Nelly, here a poor relation of Mrs Earnshaw, is brought up with the Earnshaws more as a companion than an employee, though this status changes when Mr Earnshaw brings the urchin Heathcliff home, and she is banished for a slight to the boy. With help from her mother she regains a place at Wuthering Heights, a place she considers her home, and she is employed as a servant, and told her to be content with her lot. But, despite her demotion, she remains close to the Earnshaws' son Hindley throughout their youth. This eventually blossoms into love and a promise of marriage.

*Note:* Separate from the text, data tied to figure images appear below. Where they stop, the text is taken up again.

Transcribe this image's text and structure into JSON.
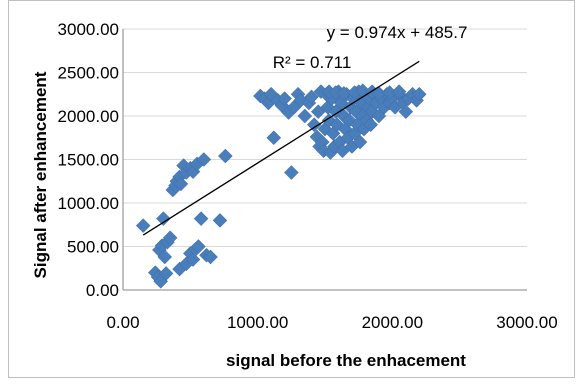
{
  "chart_data": {
    "type": "scatter",
    "xlabel": "signal before the enhacement",
    "ylabel": "Signal after enhancement",
    "xlim": [
      0,
      3000
    ],
    "ylim": [
      0,
      3000
    ],
    "x_ticks": [
      "0.00",
      "1000.00",
      "2000.00",
      "3000.00"
    ],
    "y_ticks": [
      "0.00",
      "500.00",
      "1000.00",
      "1500.00",
      "2000.00",
      "2500.00",
      "3000.00"
    ],
    "grid": "horizontal",
    "marker_color": "#4a7ebb",
    "trendline_color": "#000000",
    "trendline": {
      "slope": 0.974,
      "intercept": 485.7,
      "x_range": [
        150,
        2200
      ]
    },
    "annotations": {
      "equation": "y = 0.974x + 485.7",
      "r_squared": "R² = 0.711"
    },
    "series": [
      {
        "points": [
          [
            150,
            740
          ],
          [
            240,
            200
          ],
          [
            260,
            150
          ],
          [
            270,
            460
          ],
          [
            280,
            100
          ],
          [
            290,
            510
          ],
          [
            300,
            820
          ],
          [
            310,
            380
          ],
          [
            320,
            190
          ],
          [
            330,
            550
          ],
          [
            350,
            600
          ],
          [
            370,
            1150
          ],
          [
            390,
            1200
          ],
          [
            400,
            1250
          ],
          [
            420,
            1300
          ],
          [
            430,
            1220
          ],
          [
            450,
            1430
          ],
          [
            470,
            1350
          ],
          [
            500,
            1400
          ],
          [
            520,
            1360
          ],
          [
            550,
            1450
          ],
          [
            600,
            1500
          ],
          [
            420,
            240
          ],
          [
            470,
            300
          ],
          [
            500,
            420
          ],
          [
            520,
            350
          ],
          [
            540,
            470
          ],
          [
            560,
            500
          ],
          [
            580,
            820
          ],
          [
            620,
            400
          ],
          [
            650,
            380
          ],
          [
            720,
            800
          ],
          [
            760,
            1540
          ],
          [
            1020,
            2230
          ],
          [
            1050,
            2200
          ],
          [
            1080,
            2150
          ],
          [
            1100,
            2250
          ],
          [
            1120,
            1750
          ],
          [
            1150,
            2180
          ],
          [
            1180,
            2120
          ],
          [
            1200,
            2200
          ],
          [
            1230,
            2040
          ],
          [
            1250,
            1350
          ],
          [
            1270,
            2100
          ],
          [
            1300,
            2250
          ],
          [
            1320,
            2180
          ],
          [
            1350,
            2000
          ],
          [
            1380,
            2150
          ],
          [
            1400,
            2220
          ],
          [
            1420,
            1900
          ],
          [
            1440,
            1760
          ],
          [
            1450,
            2050
          ],
          [
            1460,
            1650
          ],
          [
            1480,
            1700
          ],
          [
            1490,
            1600
          ],
          [
            1500,
            1850
          ],
          [
            1510,
            2250
          ],
          [
            1520,
            2100
          ],
          [
            1530,
            1950
          ],
          [
            1540,
            1580
          ],
          [
            1550,
            2200
          ],
          [
            1560,
            1800
          ],
          [
            1570,
            1650
          ],
          [
            1580,
            2050
          ],
          [
            1590,
            1900
          ],
          [
            1600,
            2280
          ],
          [
            1610,
            1700
          ],
          [
            1620,
            2150
          ],
          [
            1630,
            1600
          ],
          [
            1640,
            2000
          ],
          [
            1650,
            1850
          ],
          [
            1660,
            2250
          ],
          [
            1670,
            1750
          ],
          [
            1680,
            1950
          ],
          [
            1690,
            2100
          ],
          [
            1700,
            1650
          ],
          [
            1710,
            2200
          ],
          [
            1720,
            1800
          ],
          [
            1730,
            2050
          ],
          [
            1740,
            1900
          ],
          [
            1750,
            2280
          ],
          [
            1760,
            1700
          ],
          [
            1770,
            2150
          ],
          [
            1780,
            2000
          ],
          [
            1790,
            1850
          ],
          [
            1800,
            2250
          ],
          [
            1810,
            1950
          ],
          [
            1820,
            2100
          ],
          [
            1830,
            2200
          ],
          [
            1840,
            1900
          ],
          [
            1850,
            2050
          ],
          [
            1860,
            2250
          ],
          [
            1880,
            2150
          ],
          [
            1900,
            2000
          ],
          [
            1920,
            2200
          ],
          [
            1940,
            2100
          ],
          [
            1960,
            2250
          ],
          [
            1980,
            2150
          ],
          [
            2000,
            2200
          ],
          [
            2020,
            2100
          ],
          [
            2050,
            2250
          ],
          [
            2080,
            2150
          ],
          [
            2100,
            2050
          ],
          [
            2120,
            2200
          ],
          [
            2150,
            2250
          ],
          [
            2180,
            2180
          ],
          [
            2200,
            2250
          ],
          [
            1470,
            2280
          ],
          [
            1530,
            2280
          ],
          [
            1580,
            2270
          ],
          [
            1640,
            2260
          ],
          [
            1720,
            2270
          ],
          [
            1780,
            2290
          ],
          [
            1850,
            2280
          ],
          [
            1900,
            2260
          ],
          [
            1980,
            2270
          ],
          [
            2050,
            2280
          ]
        ]
      }
    ]
  }
}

Her lover, Hindley, is portrayed relatively sympathetically: his rage in reaction to a father who was always prepared to be disappointed in his son, and acted accordingly - and Hindley's jealousy of Heathcliff is exacerbated by this lack of fatherly affection. Although his behaviour on returning to Wuthering Heights, surprising poor Nelly with his young, fragile wife - and his subsequent unkindness to her, to Heathcliff, and later to his son, Hareton - is unconscionable, the half-concealed truths beginning to twine through the story and give some meaning to his madness.
Nelly's hardworking life leaves little time for rolling on the windy moors, although two episodes bring to mind the brooding supernaturality of Emily Bronte's novel; Hindley and Nelly spend a passionate night alone in the fairy cave at Penistone Crags and conceive a child; and Nelly takes herself off to an old wise woman for a spell when she is desperate to feed the motherless Hareton.
Some Wuthering Heights critics have described Nelly as an "unreliable witness" to Mr Lockwood and even here when she is telling her own story there are things she does not seem to grasp, whether through naivety or dogged disinclination to see otherwise.